Future Additions

The Thomas Jefferson’s Libraries database is an expanding resource. Over time, we hope to continue to enrich the database by including additional book lists and references from Jefferson's correspondence.

The focus of this current phase in the project has been to make the titles from major Jefferson manuscript book lists and catalogues publicly accessible. There still exists numerous smaller book lists and references found in Jefferson’s very extensive correspondence that will be added as funding and manpower resources become available.

Examples of future additions:

1. List of Books Sold to James Monroe, May 10, 1784;

2. List of Books for Peter Carr’s Education in Letter, Thomas Jefferson to Peter Carr, August 19, 1785;

3. List of Books Purchased for James Madison in Letter, Thomas Jefferson to James Madison, September 1, 1785;

4. List of Books on English and Foreign Law in Letter, Thomas Jefferson to Marie-Jean Hérault de Séchelles, July 5, 1787;

5. List of Books in Letter, Thomas Jefferson to Peter Carr, August 10, 1787;

6. List of Books Copied from the 1783 Catalog in William Short’s hand, circa 1788;

7. Recommmended Books for Congressional Library in Letter, Thomas Jefferson to Abraham Baldwin, April 14, 1802;

8. Catalogue of Books on Agriculture in Letter, Thomas Jefferson to Wilson Cary Nicholas, December 16, 1809;

9. List of Books Recommended to Bernard Moore in Letter, Thomas Jefferson to John Minor, August 30, 1814;

10. Catalogue for an Agricultural Library in Letter, Thomas Jefferson to George Washington Jeffreys, March 3, 1817;

11. List of Books for the University of Virginia Library in Nicholas P. Trist's hand, June 3, 1825.

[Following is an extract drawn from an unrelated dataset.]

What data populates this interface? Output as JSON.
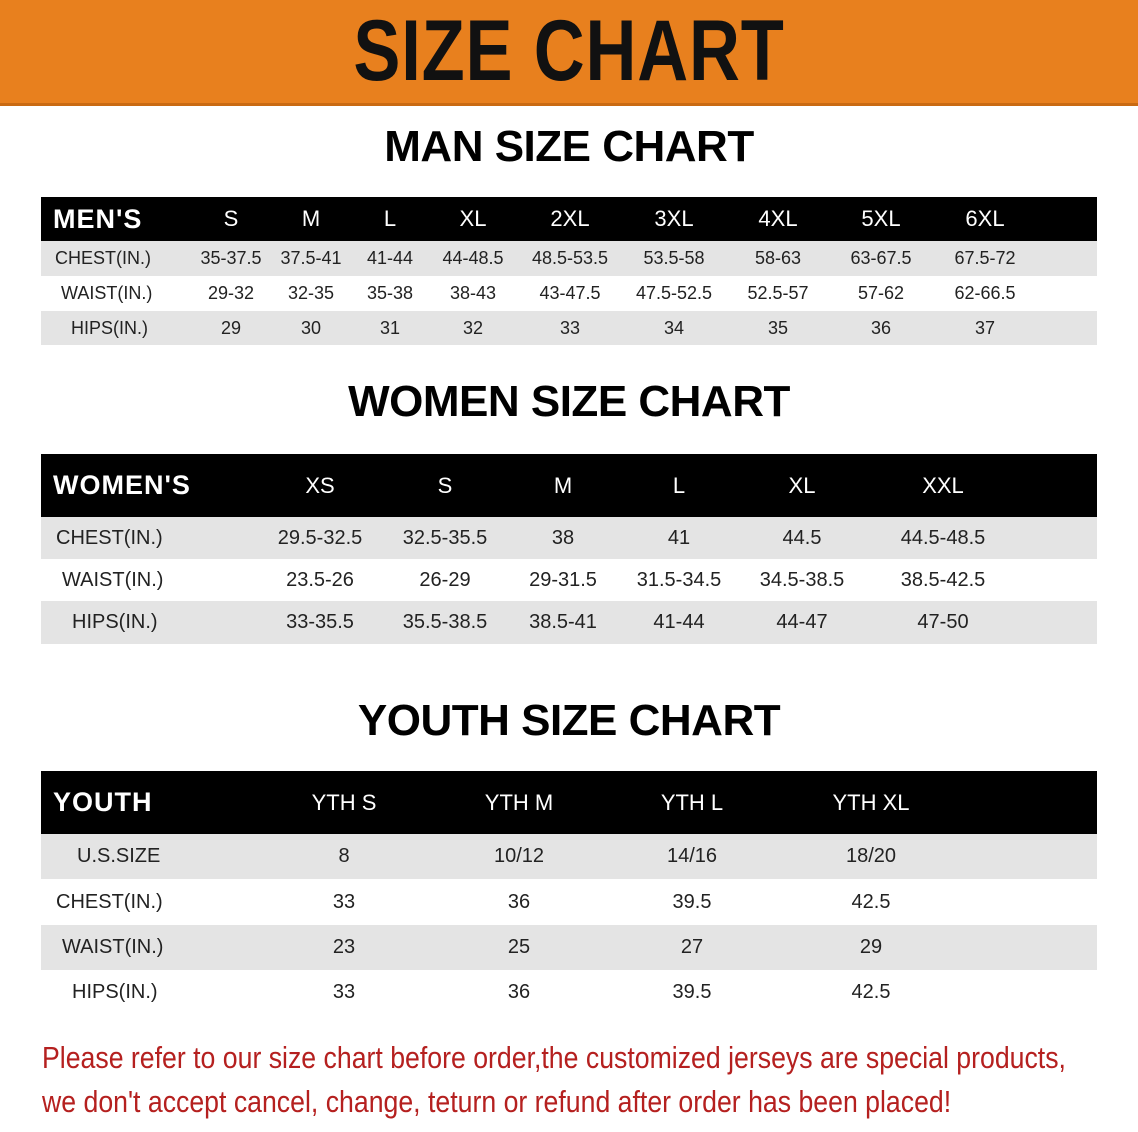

Presently, only the Wythe Library List transcription has embedded links to book entries in Jefferson's library on LibraryThing. We are continuing to embed similar links in all of the transcription lists available on this site.

We plan to also incorporate references to purchase records found in Jefferson’s Memorandum Books. These help identify when and where a specific title was acquired by Jefferson where this can be determined.

In addition, we can gain valuable insights into the literature that formed Jefferson’s education by examining early courses and professors at William and Mary (which Jefferson attended from 1760 to 1762), as well as curricula from contemporary colleges in early America.

We also hope to carry out further analyses of portions of Jefferson’s library collections. For example, identifying in the database the portion of his Monticello Library that Jefferson chose not to sell to Congress in 1815 would be of great interest to scholars and researchers.

Web content will also expand. Short biographies and other interpretive tools such as historical timelines will help place the bibliographic information in the database within its historical context. Additional scholarly essays will provide analysis and discussion on such topics as the reading habits of the founding generation, eighteenth-century and early nineteenth-century publishing and printing, and booksellers and bookselling in early America.

Where available, additional links to facsimile images of manuscripts and portraits, and electronic editions of imprints and maps will enable users to access the same books and maps known and used by Jefferson.